Monday, April 26, 2010

The X Spot: The Grounded Walrus What were you doing when John Lennon died?


Despite my scholarship, I still needed money during my first semester of college. So, I took a job as a campus switchboard operator. Generally, I worked really boring shifts (Sunday mornings, Monday nights), where I might get maybe five to ten calls per hour on a busy day.
A shame, too. With two banks of twenty connections each, I was loaded for bear--especially on a tiny campus with a live-in population of about 800.
One Monday night, I had settled in with a good book, anticipating yet one more shift of tedium. And for the most part, that’s exactly what I got, until suddenly, almost all eight hundred spaces lit up at once. I first thought that something had gone wrong with the console. Worse, I feared getting the blame for it. But when randomly plugging a connection into one of the calls, a terse, feminine voice from one dorm asked me to plug her into the room of another. I then fielded a call from an outside line. Another voice, another request. Time and again, I plugged in to find that someone urgently wanted to talk to someone else. Within a couple of minutes, I’d used up all forty connections, and still hadn’t made an appreciable dent in accommodating the traffic. I took my own, dedicated operator’s line. Starting from the top left, and working my way down, I plugged in, explained that I had maxed out my lines. I asked the party to call again in a few minutes, and pulled the plug out again without waiting for a response, all the while patching in fresh calls as old ones terminated.

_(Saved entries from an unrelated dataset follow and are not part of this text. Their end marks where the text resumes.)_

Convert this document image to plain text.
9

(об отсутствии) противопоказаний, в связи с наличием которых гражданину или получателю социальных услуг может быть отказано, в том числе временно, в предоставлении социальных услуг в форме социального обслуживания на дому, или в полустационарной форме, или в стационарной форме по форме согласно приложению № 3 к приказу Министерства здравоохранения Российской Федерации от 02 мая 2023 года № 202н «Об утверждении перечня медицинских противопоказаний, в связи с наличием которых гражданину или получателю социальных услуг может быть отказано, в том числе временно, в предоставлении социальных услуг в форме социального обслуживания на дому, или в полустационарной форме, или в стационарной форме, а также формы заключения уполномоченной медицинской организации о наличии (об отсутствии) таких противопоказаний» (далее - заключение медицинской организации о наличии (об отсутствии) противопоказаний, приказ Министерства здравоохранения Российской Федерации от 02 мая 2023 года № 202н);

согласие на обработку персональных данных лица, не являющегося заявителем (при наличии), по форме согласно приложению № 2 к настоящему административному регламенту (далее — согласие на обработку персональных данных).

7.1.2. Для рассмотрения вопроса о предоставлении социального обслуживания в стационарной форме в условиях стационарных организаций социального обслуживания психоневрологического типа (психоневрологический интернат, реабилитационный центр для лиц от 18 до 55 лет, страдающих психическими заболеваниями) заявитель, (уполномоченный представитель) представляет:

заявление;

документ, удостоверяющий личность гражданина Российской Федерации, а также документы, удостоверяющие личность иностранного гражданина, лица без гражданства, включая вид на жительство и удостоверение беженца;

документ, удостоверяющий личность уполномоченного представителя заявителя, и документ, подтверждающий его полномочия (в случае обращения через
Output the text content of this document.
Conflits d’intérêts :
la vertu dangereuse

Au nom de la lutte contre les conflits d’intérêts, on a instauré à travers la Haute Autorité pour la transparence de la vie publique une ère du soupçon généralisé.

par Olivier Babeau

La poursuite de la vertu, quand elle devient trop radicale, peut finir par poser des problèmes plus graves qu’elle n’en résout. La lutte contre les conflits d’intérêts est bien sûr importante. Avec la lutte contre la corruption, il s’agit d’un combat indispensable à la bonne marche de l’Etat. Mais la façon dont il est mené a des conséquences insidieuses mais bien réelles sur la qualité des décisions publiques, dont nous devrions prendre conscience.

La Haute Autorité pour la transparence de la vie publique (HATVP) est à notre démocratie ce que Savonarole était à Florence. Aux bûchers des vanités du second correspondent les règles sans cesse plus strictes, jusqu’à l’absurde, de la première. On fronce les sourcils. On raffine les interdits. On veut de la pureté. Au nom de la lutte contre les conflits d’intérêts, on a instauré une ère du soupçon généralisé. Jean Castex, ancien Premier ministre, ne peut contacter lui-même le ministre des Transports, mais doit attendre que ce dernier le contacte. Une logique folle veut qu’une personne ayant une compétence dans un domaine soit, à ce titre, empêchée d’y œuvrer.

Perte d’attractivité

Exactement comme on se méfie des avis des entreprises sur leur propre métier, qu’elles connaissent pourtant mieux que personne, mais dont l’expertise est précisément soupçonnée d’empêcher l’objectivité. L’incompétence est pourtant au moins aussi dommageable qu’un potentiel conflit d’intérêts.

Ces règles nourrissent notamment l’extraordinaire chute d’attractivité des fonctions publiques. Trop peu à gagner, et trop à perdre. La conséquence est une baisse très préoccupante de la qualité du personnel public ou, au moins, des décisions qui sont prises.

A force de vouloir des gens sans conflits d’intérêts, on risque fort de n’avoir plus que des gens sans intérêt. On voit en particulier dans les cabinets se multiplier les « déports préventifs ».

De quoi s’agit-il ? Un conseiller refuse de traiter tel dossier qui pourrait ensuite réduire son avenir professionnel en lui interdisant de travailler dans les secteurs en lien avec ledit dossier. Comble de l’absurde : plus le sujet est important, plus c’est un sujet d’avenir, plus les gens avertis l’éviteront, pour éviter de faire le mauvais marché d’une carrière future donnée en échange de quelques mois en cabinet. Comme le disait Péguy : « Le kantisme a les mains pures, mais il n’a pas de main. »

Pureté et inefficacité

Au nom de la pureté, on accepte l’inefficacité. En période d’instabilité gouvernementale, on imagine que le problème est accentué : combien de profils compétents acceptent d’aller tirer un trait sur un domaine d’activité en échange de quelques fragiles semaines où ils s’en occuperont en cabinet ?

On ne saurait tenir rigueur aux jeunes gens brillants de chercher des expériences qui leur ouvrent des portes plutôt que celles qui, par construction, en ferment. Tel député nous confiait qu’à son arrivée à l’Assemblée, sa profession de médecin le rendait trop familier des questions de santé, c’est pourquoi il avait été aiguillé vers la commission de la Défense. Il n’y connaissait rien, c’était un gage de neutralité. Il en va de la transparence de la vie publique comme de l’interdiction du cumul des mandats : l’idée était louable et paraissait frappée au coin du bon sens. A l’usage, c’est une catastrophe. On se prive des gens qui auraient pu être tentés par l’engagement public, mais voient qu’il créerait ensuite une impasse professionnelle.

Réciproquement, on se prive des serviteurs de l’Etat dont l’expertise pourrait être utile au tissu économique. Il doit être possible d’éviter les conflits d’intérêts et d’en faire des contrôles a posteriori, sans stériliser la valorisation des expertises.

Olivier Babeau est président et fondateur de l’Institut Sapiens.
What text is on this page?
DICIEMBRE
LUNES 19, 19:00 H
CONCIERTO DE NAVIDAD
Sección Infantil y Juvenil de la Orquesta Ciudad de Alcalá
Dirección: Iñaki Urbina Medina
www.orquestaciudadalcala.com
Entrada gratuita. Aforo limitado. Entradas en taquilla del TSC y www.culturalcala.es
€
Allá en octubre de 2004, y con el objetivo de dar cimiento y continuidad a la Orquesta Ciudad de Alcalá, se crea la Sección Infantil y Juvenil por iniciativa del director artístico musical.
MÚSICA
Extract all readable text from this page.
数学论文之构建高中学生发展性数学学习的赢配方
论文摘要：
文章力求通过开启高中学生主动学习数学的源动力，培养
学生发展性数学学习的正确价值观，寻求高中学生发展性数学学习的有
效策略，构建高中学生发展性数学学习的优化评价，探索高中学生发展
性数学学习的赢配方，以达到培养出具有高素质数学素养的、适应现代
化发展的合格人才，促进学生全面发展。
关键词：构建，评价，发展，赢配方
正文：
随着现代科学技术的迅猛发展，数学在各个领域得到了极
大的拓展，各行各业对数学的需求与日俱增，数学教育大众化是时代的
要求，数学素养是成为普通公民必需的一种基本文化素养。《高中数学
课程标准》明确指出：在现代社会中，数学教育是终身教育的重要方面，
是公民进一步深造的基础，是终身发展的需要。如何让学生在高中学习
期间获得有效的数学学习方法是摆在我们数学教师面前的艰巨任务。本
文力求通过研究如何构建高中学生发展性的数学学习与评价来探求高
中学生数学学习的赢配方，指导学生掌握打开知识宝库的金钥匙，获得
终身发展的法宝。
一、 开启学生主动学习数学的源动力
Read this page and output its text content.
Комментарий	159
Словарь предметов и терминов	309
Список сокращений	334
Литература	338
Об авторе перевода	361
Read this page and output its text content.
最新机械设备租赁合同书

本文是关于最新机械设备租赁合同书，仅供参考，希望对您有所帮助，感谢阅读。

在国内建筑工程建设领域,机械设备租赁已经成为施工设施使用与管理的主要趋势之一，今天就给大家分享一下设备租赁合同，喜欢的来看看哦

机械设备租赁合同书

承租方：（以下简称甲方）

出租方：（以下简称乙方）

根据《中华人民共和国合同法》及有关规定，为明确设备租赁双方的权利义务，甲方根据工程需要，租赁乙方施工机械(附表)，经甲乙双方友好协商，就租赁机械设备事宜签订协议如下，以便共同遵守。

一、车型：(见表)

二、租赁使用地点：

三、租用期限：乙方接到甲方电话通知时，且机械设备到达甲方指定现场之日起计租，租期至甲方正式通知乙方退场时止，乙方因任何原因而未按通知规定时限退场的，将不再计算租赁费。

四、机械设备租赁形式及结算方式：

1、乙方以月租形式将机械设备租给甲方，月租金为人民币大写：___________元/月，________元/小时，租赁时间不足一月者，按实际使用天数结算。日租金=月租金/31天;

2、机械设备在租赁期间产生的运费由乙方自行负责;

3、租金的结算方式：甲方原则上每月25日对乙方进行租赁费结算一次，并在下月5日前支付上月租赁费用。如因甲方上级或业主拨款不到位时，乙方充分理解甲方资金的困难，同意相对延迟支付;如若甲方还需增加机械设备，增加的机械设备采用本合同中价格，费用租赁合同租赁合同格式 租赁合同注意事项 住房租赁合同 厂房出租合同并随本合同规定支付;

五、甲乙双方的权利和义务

It didn’t take me long to realize that nothing was wrong with that console. Something really big had happened. Alone at the front desk, I couldn’t even guess. Half an hour, forty-five minutes later, things had quieted down some, although I still frantically pulled and plugged.
One of the dorm head residents dropped by the office to complete some paperwork and turn it in. I didn’t have time to talk to him for at first, but eventually I got a short breather.
“What’s happened?” I asked.
The HR, looking down on his paperwork, calmly, emotionlessly said, “John Lennon’s been shot.”